Each year, just before the start of the Winter (not Spring) semester, the faculty of the Maurer Law School holds a one day retreat at a site away from the law school. Only rarely (I'm told), is the retreat tied to resolving major issues in the law school (curricular reform, etc.). But why then hold a full-day retreat?
It turns out to be a useful mechanism for learning about one's colleagues and their work and building collegiality on the faculty as a whole. Today, the morning session was devoted to the useful issue of how to integrate students into our research for their benefit more than our own. Even for more senior faculty (like myself), who have hired (and even published with) research assistants for many years, it was an interesting exercise to rethink ways in which I might improve the value of the experience for the students.
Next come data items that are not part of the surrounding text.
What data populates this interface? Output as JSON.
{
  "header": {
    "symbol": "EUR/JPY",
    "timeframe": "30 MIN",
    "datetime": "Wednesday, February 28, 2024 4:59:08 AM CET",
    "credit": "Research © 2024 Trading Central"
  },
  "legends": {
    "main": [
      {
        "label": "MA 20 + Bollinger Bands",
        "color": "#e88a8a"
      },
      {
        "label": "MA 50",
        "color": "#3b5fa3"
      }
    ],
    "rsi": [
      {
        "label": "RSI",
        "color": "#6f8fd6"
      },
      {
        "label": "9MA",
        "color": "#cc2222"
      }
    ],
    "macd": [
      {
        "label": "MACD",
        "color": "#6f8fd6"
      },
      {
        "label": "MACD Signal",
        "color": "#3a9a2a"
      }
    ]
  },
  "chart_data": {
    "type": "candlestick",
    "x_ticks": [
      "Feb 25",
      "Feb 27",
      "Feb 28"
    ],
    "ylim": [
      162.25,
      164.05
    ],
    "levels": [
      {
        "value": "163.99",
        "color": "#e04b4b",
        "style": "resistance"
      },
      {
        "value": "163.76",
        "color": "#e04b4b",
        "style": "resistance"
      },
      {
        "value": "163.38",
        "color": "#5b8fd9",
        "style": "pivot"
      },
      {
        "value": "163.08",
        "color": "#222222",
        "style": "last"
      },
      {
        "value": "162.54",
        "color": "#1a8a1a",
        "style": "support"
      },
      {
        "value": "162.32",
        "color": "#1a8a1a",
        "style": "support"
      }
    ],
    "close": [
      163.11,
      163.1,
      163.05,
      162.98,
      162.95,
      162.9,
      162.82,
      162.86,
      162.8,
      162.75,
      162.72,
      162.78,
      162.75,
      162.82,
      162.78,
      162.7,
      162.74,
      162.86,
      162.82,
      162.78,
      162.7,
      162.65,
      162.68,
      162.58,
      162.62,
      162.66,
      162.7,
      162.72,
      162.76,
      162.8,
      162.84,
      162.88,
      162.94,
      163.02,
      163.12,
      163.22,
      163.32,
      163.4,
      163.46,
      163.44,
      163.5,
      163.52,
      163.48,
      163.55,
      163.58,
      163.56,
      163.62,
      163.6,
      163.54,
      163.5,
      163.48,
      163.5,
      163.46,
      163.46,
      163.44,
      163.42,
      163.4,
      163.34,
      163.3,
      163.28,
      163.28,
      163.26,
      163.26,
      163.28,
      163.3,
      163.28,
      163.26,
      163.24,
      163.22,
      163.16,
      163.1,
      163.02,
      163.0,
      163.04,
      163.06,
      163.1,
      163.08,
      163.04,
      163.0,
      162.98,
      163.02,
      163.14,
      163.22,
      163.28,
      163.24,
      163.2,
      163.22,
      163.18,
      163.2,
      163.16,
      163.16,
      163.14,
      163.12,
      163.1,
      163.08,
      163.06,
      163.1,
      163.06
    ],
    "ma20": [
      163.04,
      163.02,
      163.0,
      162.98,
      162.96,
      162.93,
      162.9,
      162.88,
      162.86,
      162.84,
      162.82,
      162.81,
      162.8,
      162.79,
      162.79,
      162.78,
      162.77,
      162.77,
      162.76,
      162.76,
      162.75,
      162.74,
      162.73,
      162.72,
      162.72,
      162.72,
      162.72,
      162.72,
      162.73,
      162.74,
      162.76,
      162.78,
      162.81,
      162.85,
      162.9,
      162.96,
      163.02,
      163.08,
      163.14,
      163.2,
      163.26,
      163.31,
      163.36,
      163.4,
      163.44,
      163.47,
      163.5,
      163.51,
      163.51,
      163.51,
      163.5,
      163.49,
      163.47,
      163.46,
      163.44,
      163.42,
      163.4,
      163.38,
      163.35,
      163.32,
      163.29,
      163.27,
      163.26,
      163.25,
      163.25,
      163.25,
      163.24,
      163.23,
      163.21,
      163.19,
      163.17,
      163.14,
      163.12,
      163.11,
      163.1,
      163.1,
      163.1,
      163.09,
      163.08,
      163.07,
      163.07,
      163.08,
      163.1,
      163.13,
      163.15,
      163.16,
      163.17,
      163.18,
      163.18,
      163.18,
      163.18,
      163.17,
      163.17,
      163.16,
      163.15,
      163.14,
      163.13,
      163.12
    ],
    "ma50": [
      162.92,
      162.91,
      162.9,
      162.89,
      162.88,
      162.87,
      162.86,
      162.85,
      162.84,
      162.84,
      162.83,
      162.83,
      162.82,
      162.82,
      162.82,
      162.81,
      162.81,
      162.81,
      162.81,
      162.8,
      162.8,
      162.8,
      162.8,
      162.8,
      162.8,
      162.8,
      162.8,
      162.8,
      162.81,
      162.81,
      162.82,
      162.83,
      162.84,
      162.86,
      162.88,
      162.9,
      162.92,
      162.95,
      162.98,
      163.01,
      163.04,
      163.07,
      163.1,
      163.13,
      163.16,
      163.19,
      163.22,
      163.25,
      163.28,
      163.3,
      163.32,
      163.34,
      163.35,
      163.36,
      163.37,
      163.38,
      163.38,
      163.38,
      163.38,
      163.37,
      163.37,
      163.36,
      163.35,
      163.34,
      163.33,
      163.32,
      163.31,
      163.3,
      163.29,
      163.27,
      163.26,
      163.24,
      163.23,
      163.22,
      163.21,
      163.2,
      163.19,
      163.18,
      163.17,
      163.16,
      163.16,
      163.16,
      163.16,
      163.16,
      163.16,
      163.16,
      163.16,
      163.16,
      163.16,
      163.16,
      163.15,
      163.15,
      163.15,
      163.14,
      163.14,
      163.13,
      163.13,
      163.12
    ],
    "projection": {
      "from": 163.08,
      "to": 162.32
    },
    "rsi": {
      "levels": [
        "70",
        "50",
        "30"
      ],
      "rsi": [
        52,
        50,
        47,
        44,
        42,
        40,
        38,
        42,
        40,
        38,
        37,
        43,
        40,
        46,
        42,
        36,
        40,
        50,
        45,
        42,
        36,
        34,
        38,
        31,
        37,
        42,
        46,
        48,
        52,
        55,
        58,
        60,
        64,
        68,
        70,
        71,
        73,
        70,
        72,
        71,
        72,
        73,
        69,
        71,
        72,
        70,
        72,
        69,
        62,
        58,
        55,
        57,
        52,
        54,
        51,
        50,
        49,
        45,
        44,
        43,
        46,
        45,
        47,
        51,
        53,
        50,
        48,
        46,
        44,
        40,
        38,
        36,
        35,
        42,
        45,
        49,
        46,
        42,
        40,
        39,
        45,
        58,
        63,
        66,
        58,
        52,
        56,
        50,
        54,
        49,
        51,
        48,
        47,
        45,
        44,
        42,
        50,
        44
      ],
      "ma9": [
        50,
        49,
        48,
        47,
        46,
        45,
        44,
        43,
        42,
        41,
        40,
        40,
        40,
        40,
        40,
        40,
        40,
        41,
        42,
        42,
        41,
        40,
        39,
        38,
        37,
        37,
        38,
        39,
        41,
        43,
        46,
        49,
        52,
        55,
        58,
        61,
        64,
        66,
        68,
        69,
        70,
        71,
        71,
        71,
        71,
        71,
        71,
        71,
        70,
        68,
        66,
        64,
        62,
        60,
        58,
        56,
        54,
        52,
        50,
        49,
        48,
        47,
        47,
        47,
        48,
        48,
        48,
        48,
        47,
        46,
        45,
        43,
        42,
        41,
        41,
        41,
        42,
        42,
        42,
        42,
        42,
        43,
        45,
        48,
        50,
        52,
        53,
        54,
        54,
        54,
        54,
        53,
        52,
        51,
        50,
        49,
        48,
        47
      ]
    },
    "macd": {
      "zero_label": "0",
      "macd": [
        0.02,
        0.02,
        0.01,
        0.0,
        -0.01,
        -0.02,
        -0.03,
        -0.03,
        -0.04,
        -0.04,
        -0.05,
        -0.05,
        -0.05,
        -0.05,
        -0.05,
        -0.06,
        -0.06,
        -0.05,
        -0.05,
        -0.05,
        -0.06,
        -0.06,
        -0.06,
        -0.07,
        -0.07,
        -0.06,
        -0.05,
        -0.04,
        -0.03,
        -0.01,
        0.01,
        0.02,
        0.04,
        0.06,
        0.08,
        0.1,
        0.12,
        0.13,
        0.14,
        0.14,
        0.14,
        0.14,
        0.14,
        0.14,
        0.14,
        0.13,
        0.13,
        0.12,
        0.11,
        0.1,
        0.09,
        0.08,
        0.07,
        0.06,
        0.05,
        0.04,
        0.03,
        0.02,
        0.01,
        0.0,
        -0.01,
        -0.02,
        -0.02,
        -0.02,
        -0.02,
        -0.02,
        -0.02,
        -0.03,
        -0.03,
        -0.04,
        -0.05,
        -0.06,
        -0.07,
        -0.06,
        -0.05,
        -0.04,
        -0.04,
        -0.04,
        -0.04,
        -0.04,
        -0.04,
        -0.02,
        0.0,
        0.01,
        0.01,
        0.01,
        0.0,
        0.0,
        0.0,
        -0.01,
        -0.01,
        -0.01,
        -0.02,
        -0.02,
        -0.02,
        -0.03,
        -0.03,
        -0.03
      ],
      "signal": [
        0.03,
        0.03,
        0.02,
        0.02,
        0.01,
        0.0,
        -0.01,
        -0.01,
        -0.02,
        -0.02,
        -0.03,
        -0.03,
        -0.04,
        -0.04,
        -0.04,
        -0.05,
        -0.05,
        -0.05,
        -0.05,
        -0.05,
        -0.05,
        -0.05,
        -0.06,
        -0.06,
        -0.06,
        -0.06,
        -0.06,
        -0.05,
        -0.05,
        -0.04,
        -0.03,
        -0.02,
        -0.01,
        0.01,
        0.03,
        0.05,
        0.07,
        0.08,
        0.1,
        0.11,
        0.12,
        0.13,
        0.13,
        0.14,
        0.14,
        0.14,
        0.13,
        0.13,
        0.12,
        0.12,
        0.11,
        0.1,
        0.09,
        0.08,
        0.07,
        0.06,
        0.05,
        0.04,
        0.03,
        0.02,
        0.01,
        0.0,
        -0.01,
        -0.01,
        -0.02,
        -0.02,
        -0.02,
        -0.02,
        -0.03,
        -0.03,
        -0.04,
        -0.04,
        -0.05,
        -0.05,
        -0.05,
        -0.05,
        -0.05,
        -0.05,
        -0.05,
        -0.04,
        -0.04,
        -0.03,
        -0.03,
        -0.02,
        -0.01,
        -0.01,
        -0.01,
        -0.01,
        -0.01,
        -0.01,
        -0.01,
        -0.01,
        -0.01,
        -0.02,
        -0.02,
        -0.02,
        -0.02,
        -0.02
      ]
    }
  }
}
Now that I'm working more closely with grad students and post-docs, in addition to law students, the issue has even greater currency for me.
The afternoon session was devoted to three broadly defined subject-based panels: Family Law, Business Law, and Criminal Law. At each panel, three of my colleagues made a brief presentation of their current work. During the course of the school year, individual faculty members may make "brown bag" lunch presentations to their colleagues, but spending an entire afternoon learning more systematically about the various, unfailingly interesting work my colleagues are doing was both enlightening and made me feel proud to be a member of such a productive and scholarly faculty.
Coming immediately on the heels of the four-day AALS conference in New Orleans, I can't say I had as much energy as I would have liked. My lack of energy did not, however, prevent me from appreciating all the great work my colleagues are doing.